Carrie’s first thought as she awoke, as it was every morning, was to silence the awful bleating. She never intended to actually wake up when the alarm sounded and many mornings she succeeded, triumphantly rolling over and slipping back to sleep in blissful silence. This morning the memory that Dan had an early meeting bubbled into consciousness and sent her eyelids sliding to half-mast.

"Dan… " she mumbled into her pillow. "Dan," she said more insistently, pushing at his shoulder, "you’ve got that thing today, that thing with those guys for the funding."

"Mmmph."

"You have to get up, get dressed, shave, make your presentation."

"Mmmph. Five minutes."

Carrie knew after two years together that five minutes would lead to five more minutes and then five more. Finally, with only twenty minutes to go from zero to out the door, Dan would get himself up. Today was too important for that.

"Oh, no!" she laughed, rolling over and straddling him in one fluid motion. "You," she punctuated each syllable with kisses landing on a different part of his face, "need… to… get… rea… dy."

Carrie sighed. Dan really did need to get up and start his day but he was so warm and sleepy and snuggly and fit so well underneath her… Shaking herself mentally, Carrie eased off the bed, marched over to the window, and threw the curtains open.

Sunlight flowed from the window, drenching the bed and engulfing Dan as he squinted into the brightness. Scratching his head and looking none to steady on his feet, Dan wandered to the bathroom and soon Carrie heard the toilet flush followed by the concentrated rain of the shower. She fell back against the pillows and smiled at the sparkling slice of blue sky captured in the window. For no reason she could quite pin down, the day seemed full of promise. Maybe she would get up early for a change and enjoy some time to herself before all the errands clamoring for her attention on her day off.
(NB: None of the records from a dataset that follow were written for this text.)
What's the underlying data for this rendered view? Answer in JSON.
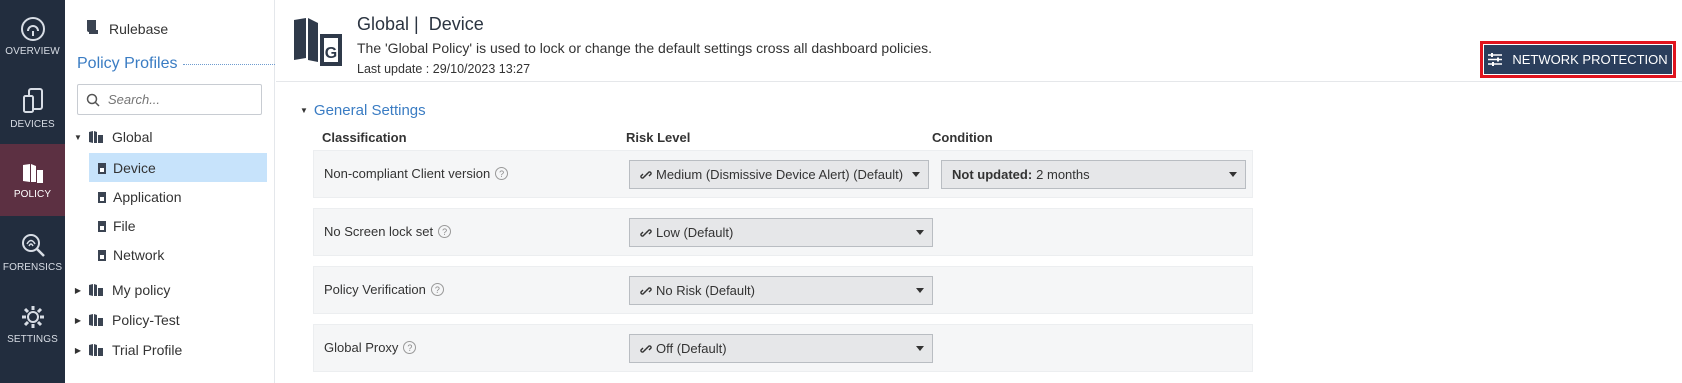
{
  "nav": {
    "overview": "OVERVIEW",
    "devices": "DEVICES",
    "policy": "POLICY",
    "forensics": "FORENSICS",
    "settings": "SETTINGS"
  },
  "tree": {
    "rulebase": "Rulebase",
    "profiles_title": "Policy Profiles",
    "search_placeholder": "Search...",
    "global": "Global",
    "children": {
      "device": "Device",
      "application": "Application",
      "file": "File",
      "network": "Network"
    },
    "my_policy": "My policy",
    "policy_test": "Policy-Test",
    "trial_profile": "Trial Profile"
  },
  "header": {
    "title_prefix": "Global |",
    "title_page": "Device",
    "description": "The 'Global Policy' is used to lock or change the default settings cross all dashboard policies.",
    "last_update": "Last update : 29/10/2023 13:27",
    "network_protection_label": "NETWORK PROTECTION"
  },
  "settings": {
    "section_title": "General Settings",
    "columns": {
      "classification": "Classification",
      "risk_level": "Risk Level",
      "condition": "Condition"
    },
    "rows": [
      {
        "label": "Non-compliant Client version",
        "risk": "Medium (Dismissive Device Alert) (Default)",
        "condition_key": "Not updated:",
        "condition_value": "2 months"
      },
      {
        "label": "No Screen lock set",
        "risk": "Low (Default)"
      },
      {
        "label": "Policy Verification",
        "risk": "No Risk (Default)"
      },
      {
        "label": "Global Proxy",
        "risk": "Off (Default)"
      }
    ]
  },
  "colors": {
    "rail_bg": "#222d3e",
    "rail_active": "#5c3042",
    "accent_blue": "#3a7cc3",
    "selected_row": "#c7e3fb",
    "np_button": "#2a3e5c",
    "highlight_outline": "#e0141e"
  }
}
Deciding to get up was one thing, but getting space at the sink and mirror were another. Carrie ducked under Dan’s arm as he traced his razor up his neck, grabbed the little bag she kept stocked with travel sized shampoo and conditioner, and darted into the shower. When she emerged from the bathroom, towel wrapped securely around her, she found Dan half-dressed, filling his briefcase with files from his desk. Looking down at the pale skinny legs sticking out from beneath his shirttails like two toothpicks stuck into pimento-red socks, she advised, "You might need some pants before you head out into the big, bad, breezy world."

Grinning his patented hint-of-wolf grin, his eyes raked over her wet skin. "Really?" he asked, "‘Cause I’m starting to see good points about an entirely pantsless day."

Laughing and holding her towel with one hand, she reached out and hugged him with her free arm. She breathed in the mingled scents of soap, shaving cream, and Dan. Her eyes drifted closed as her head tipped back, but the kiss never arrived.

Carrie’s confused eyes met Dan’s for the first time that morning and she felt herself go cold.

She stepped back from him instinctively, scanning his face, his posture for the thing that was different. The elements of him looked the same as she watched him return his attention to his files, from the vein that snaked a blue line up the back of his knee to the cowlick that never quite lay flat at the back of his head. The pieces of Dan were all there, but they no longer added up to her Dan. It was, Carrie decided, the air itself that had transformed someone she knew into someone she once knew. She held the towel tightly to her breastbone, walked back to the bathroom, and closed the door with a soft click. Wave after wave of questions buffeted her as she braced herself on the edge of the tub. When had he been planning to tell her it was over? Had he been her Dan yesterday at the restaurant? Last night when they returned to his place? Not that it mattered, she knew from long experience. He had already left her and clearing her few things out of his place today would leave no trace that she had ever been there.